I woke up feeling dazed and confused today. I just couldn’t understand where I was. A few moments before, I’d been driving a morris minor down a sunlit road.
It must have been a spring day because the sky was that bright, fresh blue you only really get on spring mornings, and the grass and trees looked young and green.
I was wearing a hat. And what felt like an old, starchy shirt and tie. The sleeves were rolled up to the elbows. Sunlight angled in and lit the wooden dash, then fell in interrupted stripes across my trousers. I was happy. The road was ahead, and the engine ticked as the hopeful young world sped by.

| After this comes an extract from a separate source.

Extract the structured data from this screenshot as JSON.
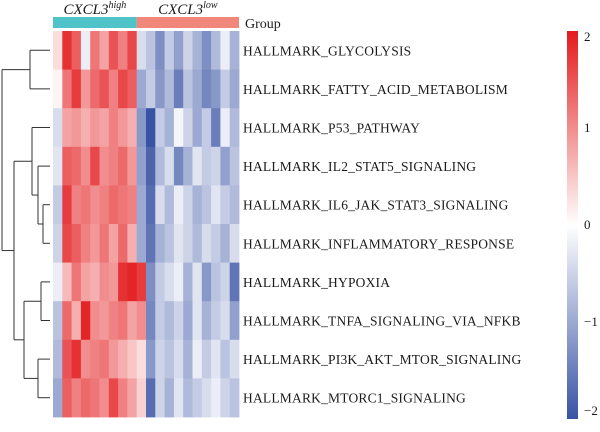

And then, without warning, as if something hot and terrible had happened, that spring sky suddenly turned jet black, the stuffy air rushed in through my nostrils and I was conscious of the sound of rain, pounding on glass, hammering the window, a thousand tiny fists desperate to burst in, to flood the car, and pull me under. The blackness swirled, slowly spinning and resolving into squares, perhaps a door, perhaps a towel, perhaps a coat, perhaps the early morning light of a November day, stumbling in through the windows of my father-in-law’s house. I was awake. It was autumn after all.
It took me quite a long time to properly get going today. Somehow dreams have a habit of pulling everything except your heart back into reality. My brain was limping into the morning, but my heart was somehow still in the dream.
Sammy made me porridge and a cup of tea. I’m very thankful for her; these are kind things to do for someone who can barely talk. All I had were half sentences and a few noises, all of which were in danger of sounding terribly rude. It’s one of the things I resolved to do when I stopped being a teenager - remember that sometimes the words are fully coherent and beautiful inside the head, but that they have a hard time finding their way out through the tongue. I knew I needed to remember that when I was grown up. This morning, I tried hard not to grunt.
What do you suppose that dream was about? A sort of longing for the past? A nostalgic feeling that I missed out on something? Or that I was once on a journey that was happy and hopeful, and I’m no longer on that road? Or just an odd night-time dream that’s not really supposed to mean anything?
Sammy went to work. I sat at the kitchen table, scrolling mindlessly through instagram, dangling a spoon over a bowl. The bright halogen light clashed with the angry-looking sky above the trees and houses. Pretty soon I’d need to head out there, get to our house for the day, and work. It all seems a thousand miles and a hundred years away from the sunlit dream and the morris minor.
I’m probably just exhausted to be honest. Hopefully, we’ll get to go home soon.